II. Le maintien justifié de l’hospitalisation complète
A. L’impossibilité du consentement et la nécessité des soins
Le juge fonde sa décision de maintien sur l’état actuel du patient, éclairé par l’avis motivé du 1er avril 2026. Il constate que « Monsieur [R] [K] présente des troubles mentaux rendant impossible son consentement aux soins ». Cet avis médical décrit une « décompensation psychotique », une « irritabilité », une « logorrhée » et une absence de critique des troubles, le patient « banalis[ant] ses agissements et ses situations de mise en danger ». Le juge retient que le patient ne verbalise pas d’idées suicidaires mais ne cesse de demander sa sortie, ce qui témoigne d’une absence d’adhésion aux soins. L’article L. 3211-2-1 du code de la santé publique impose que la mesure soit adaptée à l’état du patient. En l’espèce, l’impossibilité de recueillir un consentement éclairé justifie le maintien de la contrainte. Le juge s’appuie sur l’exigence médicale d’une « surveillance médicale constante » pour prolonger les thérapies.

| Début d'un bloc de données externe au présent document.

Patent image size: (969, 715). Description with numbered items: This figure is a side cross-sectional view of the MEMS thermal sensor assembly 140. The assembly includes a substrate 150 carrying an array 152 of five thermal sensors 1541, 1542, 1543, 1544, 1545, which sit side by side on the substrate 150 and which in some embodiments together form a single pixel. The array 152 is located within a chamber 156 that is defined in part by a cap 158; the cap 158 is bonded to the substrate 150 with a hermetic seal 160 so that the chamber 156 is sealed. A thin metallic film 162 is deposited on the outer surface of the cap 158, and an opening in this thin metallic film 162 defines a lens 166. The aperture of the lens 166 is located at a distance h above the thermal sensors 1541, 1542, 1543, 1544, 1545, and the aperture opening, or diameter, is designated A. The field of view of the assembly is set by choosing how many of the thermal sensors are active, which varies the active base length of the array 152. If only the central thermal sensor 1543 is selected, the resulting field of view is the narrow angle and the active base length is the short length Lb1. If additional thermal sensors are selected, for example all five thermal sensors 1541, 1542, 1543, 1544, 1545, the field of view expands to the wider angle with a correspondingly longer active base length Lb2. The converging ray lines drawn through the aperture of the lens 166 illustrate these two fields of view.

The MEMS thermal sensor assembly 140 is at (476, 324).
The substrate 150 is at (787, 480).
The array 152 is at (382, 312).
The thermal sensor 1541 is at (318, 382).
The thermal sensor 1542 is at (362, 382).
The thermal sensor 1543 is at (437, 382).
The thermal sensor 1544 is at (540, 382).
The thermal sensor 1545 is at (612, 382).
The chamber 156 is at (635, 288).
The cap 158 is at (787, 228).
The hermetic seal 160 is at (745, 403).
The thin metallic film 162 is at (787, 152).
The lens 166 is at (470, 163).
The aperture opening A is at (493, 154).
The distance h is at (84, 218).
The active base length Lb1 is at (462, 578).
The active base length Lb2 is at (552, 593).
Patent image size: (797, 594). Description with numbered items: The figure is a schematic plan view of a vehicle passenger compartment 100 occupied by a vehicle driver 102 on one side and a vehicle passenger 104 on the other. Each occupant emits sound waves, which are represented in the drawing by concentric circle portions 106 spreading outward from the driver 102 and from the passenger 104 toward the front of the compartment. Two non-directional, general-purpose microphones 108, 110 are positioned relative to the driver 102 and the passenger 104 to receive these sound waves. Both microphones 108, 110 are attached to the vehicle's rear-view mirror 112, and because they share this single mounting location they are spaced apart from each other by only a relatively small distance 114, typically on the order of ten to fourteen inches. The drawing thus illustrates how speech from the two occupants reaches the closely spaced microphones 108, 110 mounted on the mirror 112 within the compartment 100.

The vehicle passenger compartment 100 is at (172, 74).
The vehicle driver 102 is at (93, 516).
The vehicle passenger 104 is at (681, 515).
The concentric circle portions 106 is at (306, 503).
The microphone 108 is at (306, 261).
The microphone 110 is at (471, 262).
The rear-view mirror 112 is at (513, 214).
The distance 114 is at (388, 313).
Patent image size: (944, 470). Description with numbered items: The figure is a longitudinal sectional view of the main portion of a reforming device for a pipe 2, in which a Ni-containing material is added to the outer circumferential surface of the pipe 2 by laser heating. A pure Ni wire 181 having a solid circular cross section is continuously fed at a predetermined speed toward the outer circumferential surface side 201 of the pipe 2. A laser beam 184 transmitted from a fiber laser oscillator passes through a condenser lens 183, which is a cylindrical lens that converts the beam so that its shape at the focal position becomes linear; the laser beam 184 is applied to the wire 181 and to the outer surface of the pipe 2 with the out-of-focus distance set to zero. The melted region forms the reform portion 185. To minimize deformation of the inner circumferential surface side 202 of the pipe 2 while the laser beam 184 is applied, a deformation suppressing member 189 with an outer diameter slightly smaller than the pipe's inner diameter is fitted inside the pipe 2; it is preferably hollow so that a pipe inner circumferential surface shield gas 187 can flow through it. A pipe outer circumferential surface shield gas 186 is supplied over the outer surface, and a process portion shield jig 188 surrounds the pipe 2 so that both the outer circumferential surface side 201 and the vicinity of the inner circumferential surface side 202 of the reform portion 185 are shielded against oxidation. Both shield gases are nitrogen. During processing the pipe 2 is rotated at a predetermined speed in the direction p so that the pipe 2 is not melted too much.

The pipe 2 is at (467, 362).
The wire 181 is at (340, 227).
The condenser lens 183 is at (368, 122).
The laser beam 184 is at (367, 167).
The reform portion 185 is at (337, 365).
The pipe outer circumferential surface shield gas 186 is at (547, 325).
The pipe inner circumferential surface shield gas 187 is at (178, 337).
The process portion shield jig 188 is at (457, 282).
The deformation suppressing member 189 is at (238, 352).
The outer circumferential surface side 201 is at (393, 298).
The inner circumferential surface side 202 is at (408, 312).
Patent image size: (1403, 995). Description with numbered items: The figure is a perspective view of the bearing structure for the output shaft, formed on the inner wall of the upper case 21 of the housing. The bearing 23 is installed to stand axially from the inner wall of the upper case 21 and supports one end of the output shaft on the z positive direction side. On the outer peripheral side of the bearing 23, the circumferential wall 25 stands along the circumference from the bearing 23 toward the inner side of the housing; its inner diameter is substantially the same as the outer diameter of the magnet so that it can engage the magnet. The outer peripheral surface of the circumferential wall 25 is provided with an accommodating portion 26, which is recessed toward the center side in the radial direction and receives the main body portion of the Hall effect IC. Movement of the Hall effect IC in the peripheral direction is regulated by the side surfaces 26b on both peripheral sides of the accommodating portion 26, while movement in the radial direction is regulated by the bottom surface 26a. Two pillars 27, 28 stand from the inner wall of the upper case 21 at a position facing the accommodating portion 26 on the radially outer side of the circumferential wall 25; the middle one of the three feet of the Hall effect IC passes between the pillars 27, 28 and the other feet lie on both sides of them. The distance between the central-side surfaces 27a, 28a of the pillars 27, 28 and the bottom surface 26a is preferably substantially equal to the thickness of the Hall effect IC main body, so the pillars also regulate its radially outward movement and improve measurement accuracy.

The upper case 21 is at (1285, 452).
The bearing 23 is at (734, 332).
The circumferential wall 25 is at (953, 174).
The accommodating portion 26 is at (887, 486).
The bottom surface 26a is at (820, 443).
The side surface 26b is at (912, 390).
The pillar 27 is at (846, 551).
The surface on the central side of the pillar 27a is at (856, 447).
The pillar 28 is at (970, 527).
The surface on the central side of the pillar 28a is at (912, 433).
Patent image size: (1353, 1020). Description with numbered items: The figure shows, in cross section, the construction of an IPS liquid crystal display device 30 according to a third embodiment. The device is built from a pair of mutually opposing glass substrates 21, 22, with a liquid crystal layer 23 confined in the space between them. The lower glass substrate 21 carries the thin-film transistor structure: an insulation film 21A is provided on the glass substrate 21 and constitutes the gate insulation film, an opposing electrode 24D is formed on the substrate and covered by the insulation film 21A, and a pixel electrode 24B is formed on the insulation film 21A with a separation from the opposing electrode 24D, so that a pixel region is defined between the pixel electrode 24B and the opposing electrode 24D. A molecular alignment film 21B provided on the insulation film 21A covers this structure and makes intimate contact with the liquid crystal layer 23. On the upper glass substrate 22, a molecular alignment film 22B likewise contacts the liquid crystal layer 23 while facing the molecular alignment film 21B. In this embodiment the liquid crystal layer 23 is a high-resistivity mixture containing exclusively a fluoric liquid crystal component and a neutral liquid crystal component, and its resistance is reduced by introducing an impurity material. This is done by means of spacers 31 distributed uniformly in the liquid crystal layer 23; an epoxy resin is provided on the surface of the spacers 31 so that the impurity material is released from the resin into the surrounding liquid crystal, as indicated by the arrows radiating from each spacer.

B. La proportionnalité de la mesure privative de liberté
Le juge apprécie également si l’hospitalisation complète reste proportionnée à l’état du patient. Il relève que l’avis médical précise que « l’hospitalisation complète sous contrainte est à maintenir pour la poursuite de l’évaluation et la mise en place d’une prise en charge adaptée ». Le comportement du patient en cours d’hospitalisation, notamment un « comportement sexuel déviant » ayant justifié un transfert, atteste de la persistance du trouble et de la nécessité d’un cadre sécurisé. Le patient invoque pour sa défense l’organisation d’une pose de bracelet électronique, mais le juge estime que cet élément n’est pas de nature à écarter le risque pour sa santé. La décision maintient donc la mesure la plus contraignante, l’hospitalisation complète, seule à même de garantir une surveillance constante. En cela, le juge exerce un contrôle de proportionnalité conforme aux exigences de la Convention européenne des droits de l’homme, qui impose que toute privation de liberté soit nécessaire et proportionnée.